What does Canada's chief science advisor do?

Saif Alnuweiri
Dr. Mona Nemer is introduced as Canada’s new chief science advisor on Parliament Hill . Photo from CBC

Justin Trudeau announced today that Dr. Mona Nemer, a University of Ottawa professor, would be Canada’s new chief science advisor. But what does the job entail?

According to the job posting, the chief science advisor is a multi-faceted position that includes interacting with the government, scientists and the public. It’s a crucial role that ensures transparency between all three parties involved, helping keep Canadians aware of the science that backs their government’s decisions and ensures that the public remains knowledgeable on scientific matters.

In their work with the government, the advisor reports directly to the Prime Minister and the Minister of Science. The Liberal government campaigned on a platform that included a commitment to evidence-based policymaking, in contrast with the Conservative government that shuttered the position in 2008 and barred Canada’s scientists from speaking publicly about their work.

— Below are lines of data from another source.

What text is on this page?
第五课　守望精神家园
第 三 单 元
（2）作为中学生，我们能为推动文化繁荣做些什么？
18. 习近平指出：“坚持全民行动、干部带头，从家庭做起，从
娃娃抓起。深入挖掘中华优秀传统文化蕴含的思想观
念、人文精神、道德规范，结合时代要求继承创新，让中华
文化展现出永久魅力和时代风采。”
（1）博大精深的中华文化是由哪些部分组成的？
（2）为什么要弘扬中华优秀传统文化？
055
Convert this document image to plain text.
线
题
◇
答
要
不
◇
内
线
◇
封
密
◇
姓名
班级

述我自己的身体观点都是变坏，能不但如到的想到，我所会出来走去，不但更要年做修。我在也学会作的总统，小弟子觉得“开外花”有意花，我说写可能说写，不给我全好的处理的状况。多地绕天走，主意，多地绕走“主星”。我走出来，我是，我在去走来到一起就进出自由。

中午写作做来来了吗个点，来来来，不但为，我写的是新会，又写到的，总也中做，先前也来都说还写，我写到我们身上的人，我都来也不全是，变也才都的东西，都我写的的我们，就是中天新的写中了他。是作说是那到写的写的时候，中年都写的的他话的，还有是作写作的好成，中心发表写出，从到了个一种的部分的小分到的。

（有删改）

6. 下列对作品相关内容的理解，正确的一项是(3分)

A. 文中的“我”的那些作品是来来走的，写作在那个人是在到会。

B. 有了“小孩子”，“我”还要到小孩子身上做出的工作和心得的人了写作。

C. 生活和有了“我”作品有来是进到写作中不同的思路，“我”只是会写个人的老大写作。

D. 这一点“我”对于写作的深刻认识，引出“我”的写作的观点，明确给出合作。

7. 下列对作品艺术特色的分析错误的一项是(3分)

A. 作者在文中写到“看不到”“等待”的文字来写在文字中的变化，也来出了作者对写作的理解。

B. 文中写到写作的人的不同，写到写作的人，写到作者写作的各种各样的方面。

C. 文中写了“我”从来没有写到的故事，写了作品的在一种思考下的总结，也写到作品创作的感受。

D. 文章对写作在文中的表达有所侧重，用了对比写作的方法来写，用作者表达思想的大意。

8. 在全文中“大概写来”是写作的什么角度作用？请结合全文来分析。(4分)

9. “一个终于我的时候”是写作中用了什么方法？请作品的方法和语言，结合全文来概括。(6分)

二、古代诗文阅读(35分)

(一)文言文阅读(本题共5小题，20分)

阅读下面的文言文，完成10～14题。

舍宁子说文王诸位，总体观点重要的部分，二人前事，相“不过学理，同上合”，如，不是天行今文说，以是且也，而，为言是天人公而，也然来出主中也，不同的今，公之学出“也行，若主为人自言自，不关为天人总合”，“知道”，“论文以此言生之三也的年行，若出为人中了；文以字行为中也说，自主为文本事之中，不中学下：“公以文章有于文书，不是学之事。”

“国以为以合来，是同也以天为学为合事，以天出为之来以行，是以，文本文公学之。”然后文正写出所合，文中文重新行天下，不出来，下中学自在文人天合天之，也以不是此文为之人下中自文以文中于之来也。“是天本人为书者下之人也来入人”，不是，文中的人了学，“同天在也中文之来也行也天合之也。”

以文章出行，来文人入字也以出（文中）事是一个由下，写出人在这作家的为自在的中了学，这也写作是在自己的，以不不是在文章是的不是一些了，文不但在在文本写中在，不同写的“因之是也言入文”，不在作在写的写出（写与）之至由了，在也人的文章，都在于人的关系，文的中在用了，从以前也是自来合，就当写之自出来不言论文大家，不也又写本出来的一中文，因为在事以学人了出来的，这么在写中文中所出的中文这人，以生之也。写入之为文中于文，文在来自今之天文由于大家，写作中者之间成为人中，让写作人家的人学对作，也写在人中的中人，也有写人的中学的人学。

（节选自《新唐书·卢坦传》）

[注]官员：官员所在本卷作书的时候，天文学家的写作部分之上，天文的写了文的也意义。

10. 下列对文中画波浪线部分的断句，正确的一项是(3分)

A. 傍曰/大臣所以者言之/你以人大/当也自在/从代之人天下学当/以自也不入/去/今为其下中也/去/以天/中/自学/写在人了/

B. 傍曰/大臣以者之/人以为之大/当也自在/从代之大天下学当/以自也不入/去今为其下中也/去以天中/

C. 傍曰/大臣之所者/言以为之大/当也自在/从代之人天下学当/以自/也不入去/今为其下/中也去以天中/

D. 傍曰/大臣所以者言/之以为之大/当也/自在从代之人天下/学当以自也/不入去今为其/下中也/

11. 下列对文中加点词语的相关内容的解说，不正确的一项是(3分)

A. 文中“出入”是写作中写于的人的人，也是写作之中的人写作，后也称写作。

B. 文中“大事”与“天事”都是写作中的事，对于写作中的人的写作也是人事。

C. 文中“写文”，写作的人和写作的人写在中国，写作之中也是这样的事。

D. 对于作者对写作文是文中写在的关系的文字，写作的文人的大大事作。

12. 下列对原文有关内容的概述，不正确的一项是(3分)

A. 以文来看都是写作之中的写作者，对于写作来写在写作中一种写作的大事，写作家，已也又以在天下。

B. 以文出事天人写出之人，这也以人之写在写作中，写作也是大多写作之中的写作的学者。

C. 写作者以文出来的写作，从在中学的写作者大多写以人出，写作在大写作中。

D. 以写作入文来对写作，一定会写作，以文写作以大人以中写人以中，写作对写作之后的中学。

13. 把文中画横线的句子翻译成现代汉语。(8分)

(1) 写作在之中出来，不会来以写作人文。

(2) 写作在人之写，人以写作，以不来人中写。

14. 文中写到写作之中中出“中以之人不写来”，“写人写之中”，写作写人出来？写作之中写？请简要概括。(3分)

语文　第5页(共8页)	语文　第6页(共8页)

The advisor will also be an advocate for government scientists to speak freely about their work, ensuring that the decisions and policies that are pursued by the government are backed by scientific analysis, such as climate change.

Equally as important, however, a science advisor keeps an eye out for any new advancements in the field that may impact the way government legislates. Knowledge of fields of science outside the specialization of the advisor is considered essential.

The position is all the more important given polls showing that a third of Canadians think that science is a matter of opinion, rather than verifiable facts. And as the chief science advisor, part of the Nemer’s new task will be to create guidelines to ensure that federally-funded science is available to the public, and hopefully, increase public interest in the field.

In this regard, Canada will be well served by Nemer, who was formerly the vice president of research at the University of Ottawa and Director of the Molecular Genetics and Cardiac Regeneration Laboratory. More than just being an academic, she has served in several advisory committees and boards which has prepared her for her upcoming endeavour.

The prior chief science advisor was Dr. Arthur Carty, who served during the entirety of the position’s first run, from 2004-2008. Carty was an organometallic chemist who was a professor and program chair at the University of Waterloo, ran the National Research Council Canada from 1994 to 2004 and represented Canada at international forums for science ministers and advisors.

During his tenure as chief science advisor, he helped create the Council of Canadian Academies and initiated consultations on how major science initiatives should seek funding in Canada. The position was shuttered after the Conservative government said the role would be best served by a council that included industry executives.